Quatre familles portent plainte dans le Delaware

La plainte a été déposée devant la Cour supérieure du Delaware par le Social Media Victims Law Center (SMVLC), une organisation juridique nationale qui représente des familles se déclarant victimes des plateformes de réseaux sociaux et d’intelligence artificielle. Elle a été introduite au nom des familles de Livi Castro, 13 ans, Riv Kelleher, 14 ans, Nathaniel Chambers, 17 ans, et Dawson Holden, 18 ans. Les quatre jeunes sont décédés par suicide sur une période de quatorze mois, entre juillet 2024 et septembre 2025.

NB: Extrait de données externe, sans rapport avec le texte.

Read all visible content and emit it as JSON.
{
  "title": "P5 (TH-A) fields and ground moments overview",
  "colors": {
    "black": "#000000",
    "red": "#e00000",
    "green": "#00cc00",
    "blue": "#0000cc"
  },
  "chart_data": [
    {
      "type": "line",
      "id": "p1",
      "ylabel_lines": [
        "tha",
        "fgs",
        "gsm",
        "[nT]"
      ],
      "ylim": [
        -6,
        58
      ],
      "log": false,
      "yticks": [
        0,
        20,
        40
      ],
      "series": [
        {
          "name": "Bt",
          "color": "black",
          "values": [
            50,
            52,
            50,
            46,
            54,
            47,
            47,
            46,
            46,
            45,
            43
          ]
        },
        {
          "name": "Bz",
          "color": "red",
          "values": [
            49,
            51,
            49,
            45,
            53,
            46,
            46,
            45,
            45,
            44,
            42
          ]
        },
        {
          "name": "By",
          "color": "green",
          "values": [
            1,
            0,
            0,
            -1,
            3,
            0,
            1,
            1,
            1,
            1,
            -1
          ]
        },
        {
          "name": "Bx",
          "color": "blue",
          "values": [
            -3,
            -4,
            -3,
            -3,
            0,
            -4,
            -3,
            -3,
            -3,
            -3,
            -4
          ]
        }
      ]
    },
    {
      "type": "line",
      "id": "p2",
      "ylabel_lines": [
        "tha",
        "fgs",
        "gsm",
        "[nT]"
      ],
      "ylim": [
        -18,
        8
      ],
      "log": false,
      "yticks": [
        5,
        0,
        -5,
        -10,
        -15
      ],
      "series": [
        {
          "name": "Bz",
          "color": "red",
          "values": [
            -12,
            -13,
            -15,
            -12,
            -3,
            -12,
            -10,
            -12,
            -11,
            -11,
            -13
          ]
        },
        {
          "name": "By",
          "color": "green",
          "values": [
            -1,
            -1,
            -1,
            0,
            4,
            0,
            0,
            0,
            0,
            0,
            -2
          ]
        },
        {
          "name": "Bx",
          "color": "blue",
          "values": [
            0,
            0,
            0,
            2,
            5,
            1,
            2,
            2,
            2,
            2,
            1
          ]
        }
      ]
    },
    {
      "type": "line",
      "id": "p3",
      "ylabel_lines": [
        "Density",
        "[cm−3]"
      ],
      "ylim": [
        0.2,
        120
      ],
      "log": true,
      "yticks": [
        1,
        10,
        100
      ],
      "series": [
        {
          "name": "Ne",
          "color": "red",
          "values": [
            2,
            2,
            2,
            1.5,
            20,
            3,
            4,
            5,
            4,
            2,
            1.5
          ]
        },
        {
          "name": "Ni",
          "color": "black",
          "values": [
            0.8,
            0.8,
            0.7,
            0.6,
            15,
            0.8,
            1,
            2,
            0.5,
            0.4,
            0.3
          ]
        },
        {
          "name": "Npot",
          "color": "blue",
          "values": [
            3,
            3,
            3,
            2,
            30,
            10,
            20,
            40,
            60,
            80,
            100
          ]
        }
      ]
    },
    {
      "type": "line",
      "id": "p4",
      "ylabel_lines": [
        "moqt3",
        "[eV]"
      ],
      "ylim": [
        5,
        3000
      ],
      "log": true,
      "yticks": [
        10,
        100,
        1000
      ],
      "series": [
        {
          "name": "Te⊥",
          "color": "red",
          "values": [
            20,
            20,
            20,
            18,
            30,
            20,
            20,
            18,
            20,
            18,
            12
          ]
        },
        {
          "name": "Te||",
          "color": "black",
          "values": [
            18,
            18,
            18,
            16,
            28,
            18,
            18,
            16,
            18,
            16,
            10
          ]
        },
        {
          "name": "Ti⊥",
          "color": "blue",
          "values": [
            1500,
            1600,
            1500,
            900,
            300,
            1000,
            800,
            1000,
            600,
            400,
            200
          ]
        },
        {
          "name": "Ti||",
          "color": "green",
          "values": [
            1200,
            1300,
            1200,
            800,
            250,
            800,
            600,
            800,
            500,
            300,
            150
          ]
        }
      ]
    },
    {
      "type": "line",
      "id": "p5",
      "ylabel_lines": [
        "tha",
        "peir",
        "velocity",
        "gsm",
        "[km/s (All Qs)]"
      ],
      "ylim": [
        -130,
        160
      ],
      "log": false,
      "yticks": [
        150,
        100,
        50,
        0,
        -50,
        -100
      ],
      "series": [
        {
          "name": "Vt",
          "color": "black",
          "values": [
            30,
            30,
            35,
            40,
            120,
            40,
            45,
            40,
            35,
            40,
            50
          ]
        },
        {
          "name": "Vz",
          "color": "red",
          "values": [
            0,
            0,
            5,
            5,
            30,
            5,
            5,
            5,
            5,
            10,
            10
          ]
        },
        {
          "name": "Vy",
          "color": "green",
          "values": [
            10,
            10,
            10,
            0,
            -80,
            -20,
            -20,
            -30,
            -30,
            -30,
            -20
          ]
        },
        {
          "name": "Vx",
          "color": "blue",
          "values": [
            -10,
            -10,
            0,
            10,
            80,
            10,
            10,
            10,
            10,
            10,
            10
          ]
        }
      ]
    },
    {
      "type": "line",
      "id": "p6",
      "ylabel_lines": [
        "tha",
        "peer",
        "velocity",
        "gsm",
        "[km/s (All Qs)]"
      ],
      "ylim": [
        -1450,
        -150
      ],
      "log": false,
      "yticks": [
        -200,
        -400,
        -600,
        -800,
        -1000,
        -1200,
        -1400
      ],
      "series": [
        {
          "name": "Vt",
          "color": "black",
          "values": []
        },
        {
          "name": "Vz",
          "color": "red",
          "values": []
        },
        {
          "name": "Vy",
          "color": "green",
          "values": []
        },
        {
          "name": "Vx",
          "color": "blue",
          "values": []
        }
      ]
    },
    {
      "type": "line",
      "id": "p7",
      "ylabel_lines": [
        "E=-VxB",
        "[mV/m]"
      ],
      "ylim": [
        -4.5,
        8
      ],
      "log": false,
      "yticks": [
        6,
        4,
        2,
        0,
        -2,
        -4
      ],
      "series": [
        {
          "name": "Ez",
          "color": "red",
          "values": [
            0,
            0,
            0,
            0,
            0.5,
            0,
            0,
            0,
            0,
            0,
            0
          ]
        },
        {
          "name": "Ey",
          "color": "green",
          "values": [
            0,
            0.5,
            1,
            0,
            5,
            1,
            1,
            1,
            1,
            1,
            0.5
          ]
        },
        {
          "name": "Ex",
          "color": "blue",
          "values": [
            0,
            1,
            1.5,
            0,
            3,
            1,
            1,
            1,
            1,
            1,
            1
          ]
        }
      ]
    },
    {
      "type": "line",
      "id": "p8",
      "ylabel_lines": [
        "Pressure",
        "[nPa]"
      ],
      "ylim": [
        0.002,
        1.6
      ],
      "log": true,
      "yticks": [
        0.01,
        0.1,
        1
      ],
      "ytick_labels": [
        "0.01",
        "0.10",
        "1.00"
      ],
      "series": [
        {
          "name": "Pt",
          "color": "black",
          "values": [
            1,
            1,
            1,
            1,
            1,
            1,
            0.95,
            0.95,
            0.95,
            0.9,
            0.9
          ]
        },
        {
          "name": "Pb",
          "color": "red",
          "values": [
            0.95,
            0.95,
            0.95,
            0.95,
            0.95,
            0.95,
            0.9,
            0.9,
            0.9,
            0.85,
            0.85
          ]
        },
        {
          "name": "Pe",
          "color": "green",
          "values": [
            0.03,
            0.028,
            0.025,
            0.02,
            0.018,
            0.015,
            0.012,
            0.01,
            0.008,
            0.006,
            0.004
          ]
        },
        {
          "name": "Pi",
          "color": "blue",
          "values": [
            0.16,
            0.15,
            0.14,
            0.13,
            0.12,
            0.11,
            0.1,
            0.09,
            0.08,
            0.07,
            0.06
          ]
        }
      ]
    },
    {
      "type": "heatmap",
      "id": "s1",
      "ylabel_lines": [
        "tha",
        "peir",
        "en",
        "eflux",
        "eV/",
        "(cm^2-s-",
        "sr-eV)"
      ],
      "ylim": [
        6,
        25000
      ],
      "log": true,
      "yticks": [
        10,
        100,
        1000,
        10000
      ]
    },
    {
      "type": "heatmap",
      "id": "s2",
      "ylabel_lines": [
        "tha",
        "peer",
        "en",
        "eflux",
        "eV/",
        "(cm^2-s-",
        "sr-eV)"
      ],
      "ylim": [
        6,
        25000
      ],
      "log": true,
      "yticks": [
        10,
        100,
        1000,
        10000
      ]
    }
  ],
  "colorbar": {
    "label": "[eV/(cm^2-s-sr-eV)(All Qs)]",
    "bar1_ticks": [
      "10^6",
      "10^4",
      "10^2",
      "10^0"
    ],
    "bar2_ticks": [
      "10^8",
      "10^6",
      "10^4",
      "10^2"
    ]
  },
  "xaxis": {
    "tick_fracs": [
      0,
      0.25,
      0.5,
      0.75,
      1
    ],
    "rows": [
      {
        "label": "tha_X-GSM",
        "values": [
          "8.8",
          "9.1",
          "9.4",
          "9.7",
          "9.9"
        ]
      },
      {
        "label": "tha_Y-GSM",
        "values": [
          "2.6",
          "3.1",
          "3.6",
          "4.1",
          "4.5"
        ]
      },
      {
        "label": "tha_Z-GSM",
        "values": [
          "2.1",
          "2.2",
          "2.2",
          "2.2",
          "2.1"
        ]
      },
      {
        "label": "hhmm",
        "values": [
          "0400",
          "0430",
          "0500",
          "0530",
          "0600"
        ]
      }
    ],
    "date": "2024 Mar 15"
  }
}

Selon les termes de la plainte, ces adolescents auraient souffert, en lien avec leur utilisation des réseaux sociaux, de privation sévère de sommeil, de dépression, d’anxiété et d’idées suicidaires. Le document décrit des années de préjudices croissants causés par l’usage de plateformes qualifiées “d’addictives et dangereuses”.

Matthew Bergman, fondateur du SMVLC, a déclaré aux journalistes que ces enfants étaient morts parce que les entreprises concernées s’en montraient indifférentes. Il a ajouté que ces plateformes continuaient de mettre des vies en danger, malgré les discours de leurs dirigeants, estimant que la situation représentait « un danger clair et immédiat pour la santé et la sécurité des enfants, non seulement aux États-Unis mais dans le monde entier ».

TikTok règle trois autres affaires à l’amiable

Quelques jours après le dépôt de cette plainte au Delaware, TikTok a accepté de régler à l’amiable trois procès distincts. Ces affaires reprochaient à l’entreprise d’avoir intentionnellement conçu sa plateforme de manière à créer de l’addiction, portant atteinte à la santé mentale de jeunes utilisateurs. L’avocat des plaignants, Joseph VanZandt, a indiqué que les termes des accords sont confidentiels et restent soumis à la finalisation de contrats écrits avec TikTok.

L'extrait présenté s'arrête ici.